最快的Matlab文件读取?

use*_*403 39 file-io matlab

我的MATLAB程序正在读取一个大约7米行的文件,并且在I/O上浪费了太多时间.我知道每一行都被格式化为两个整数,但我不确切知道他们占用了多少个字符.str2num是死的慢,我应该使用什么matlab函数?

Catch:我必须一次操作一行,而不存储整个文件内存,所以没有读取整个矩阵的命令都在桌面上.

fid = fopen('file.txt');
tline = fgetl(fid);
while ischar(tline)
    nums = str2num(tline);    
    %do stuff with nums
    tline = fgetl(fid);
end
fclose(fid);
Run Code Online (Sandbox Code Playgroud)

Pur*_*uit 61

问题陈述

这是一个共同的斗争,没有什么比测试更能回答了.以下是我的假设:

  1. 格式良好的ASCII文件,包含两列数字.没有标题,没有不一致的行等.

  2. 该方法必须扩展为读取太大而无法包含在内存中的文件(尽管我的耐心有限,因此我的测试文件只有500,000行).

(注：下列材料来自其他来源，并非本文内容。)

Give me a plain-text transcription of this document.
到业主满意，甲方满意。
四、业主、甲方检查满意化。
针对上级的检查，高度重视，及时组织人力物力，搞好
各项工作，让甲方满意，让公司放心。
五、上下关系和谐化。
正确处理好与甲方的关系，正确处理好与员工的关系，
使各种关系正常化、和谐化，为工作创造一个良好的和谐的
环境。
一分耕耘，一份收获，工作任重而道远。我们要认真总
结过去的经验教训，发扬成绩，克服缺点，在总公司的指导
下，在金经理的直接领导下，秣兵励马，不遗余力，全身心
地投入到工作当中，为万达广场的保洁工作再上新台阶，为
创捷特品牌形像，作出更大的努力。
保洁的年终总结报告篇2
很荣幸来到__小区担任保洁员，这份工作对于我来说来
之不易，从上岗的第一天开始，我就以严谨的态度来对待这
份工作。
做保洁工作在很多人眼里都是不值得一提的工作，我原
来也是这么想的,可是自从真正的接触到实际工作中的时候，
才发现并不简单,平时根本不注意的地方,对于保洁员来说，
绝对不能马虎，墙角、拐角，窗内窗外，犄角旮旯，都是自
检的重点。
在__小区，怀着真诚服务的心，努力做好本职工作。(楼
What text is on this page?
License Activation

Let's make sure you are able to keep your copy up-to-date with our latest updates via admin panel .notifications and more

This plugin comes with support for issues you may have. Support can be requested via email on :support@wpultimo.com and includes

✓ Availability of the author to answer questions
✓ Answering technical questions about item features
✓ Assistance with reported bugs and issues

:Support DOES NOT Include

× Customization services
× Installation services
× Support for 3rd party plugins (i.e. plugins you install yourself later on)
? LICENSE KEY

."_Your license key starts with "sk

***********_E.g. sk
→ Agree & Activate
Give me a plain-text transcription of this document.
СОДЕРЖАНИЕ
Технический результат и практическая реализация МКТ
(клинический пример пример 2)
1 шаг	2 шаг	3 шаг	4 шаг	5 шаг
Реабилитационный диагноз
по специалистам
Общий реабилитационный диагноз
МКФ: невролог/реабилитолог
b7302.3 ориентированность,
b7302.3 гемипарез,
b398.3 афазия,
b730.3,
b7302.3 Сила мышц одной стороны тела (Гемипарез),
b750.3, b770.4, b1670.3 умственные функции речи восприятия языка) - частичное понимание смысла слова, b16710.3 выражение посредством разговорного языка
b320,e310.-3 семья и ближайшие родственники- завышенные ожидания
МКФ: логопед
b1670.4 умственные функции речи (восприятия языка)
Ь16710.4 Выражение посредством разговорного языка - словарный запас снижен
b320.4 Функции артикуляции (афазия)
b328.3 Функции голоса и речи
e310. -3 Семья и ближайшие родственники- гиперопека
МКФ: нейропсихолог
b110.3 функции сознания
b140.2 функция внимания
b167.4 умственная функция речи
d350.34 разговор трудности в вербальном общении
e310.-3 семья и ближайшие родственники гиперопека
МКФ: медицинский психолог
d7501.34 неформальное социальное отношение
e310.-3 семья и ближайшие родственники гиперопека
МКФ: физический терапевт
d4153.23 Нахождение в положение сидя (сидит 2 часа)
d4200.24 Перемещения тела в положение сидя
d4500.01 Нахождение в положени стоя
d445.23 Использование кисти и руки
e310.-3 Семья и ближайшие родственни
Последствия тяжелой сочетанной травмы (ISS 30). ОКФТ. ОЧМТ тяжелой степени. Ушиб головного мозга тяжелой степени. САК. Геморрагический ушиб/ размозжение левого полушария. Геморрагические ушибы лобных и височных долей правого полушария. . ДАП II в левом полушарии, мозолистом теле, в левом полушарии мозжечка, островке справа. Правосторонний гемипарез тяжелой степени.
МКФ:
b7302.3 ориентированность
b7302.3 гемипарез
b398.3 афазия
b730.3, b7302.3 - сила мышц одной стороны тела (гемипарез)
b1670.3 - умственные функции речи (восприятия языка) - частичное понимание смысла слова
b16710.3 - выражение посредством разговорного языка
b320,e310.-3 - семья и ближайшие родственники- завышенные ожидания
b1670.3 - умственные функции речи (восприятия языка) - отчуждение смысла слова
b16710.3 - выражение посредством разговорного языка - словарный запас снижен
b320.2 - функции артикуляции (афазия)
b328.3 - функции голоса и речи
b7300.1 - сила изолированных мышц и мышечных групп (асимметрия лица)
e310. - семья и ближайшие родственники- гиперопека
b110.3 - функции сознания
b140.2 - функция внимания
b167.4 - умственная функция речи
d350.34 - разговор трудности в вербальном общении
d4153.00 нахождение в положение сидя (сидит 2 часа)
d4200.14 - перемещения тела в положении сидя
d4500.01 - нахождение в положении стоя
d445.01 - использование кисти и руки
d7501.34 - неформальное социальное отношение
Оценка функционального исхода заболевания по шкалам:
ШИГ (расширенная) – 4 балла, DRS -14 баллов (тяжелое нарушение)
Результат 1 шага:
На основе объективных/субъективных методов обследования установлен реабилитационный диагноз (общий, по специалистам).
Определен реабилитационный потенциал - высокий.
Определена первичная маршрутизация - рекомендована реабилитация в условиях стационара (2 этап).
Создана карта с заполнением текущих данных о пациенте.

  3. 实际操作(OP调用"用nums做什么")必须一次执行一行,不能进行矢量化.

讨论

考虑到这一点,答案和评论似乎在三个方面鼓励效率:

  • 大批量读取文件
  • 更有效地执行字符串到数字转换(通过批处理或使用更好的函数)
  • 使实际处理更有效率(我已通过上述规则3排除).

结果

我整理了一个快速脚本来测试这些主题的6种变体的摄取速度(以及结果的一致性).结果是:

  • 初始代码. 68.23秒.582582检查
  • 使用sscanf,每行一次. 27.20秒 582582检查
  • 大批量使用fscanf. 8.93秒.582582检查
  • 大批量使用文本扫描. 8.79秒.582582检查
  • 将大批量读入内存,然后sscanf. 8.15秒 582582检查
  • 在单行上使用java单行文件阅读器和sscanf. 63.56秒 582582检查
  • 使用java单项令牌扫描程序. 81.19秒 582582检查
  • 完全批量操作(不合规). 1.02秒 508680检查(违反规则3)

摘要

原始时间的一半以上(68-> 27秒)在str2num调用中效率低下,可以通过切换sscanf来消除.

通过使用较大的批次进行文件读取和字符串到数字转换,可以减少剩余时间的另外2/3(27 - > 8秒).

如果我们愿意违反原始帖子中的第3条规则,则可以通过切换到完全数字处理来减少另外7/8的时间.但是,有些算法不适用于此,所以我们不管它.(不是"检查"值与最后一个条目不匹配.)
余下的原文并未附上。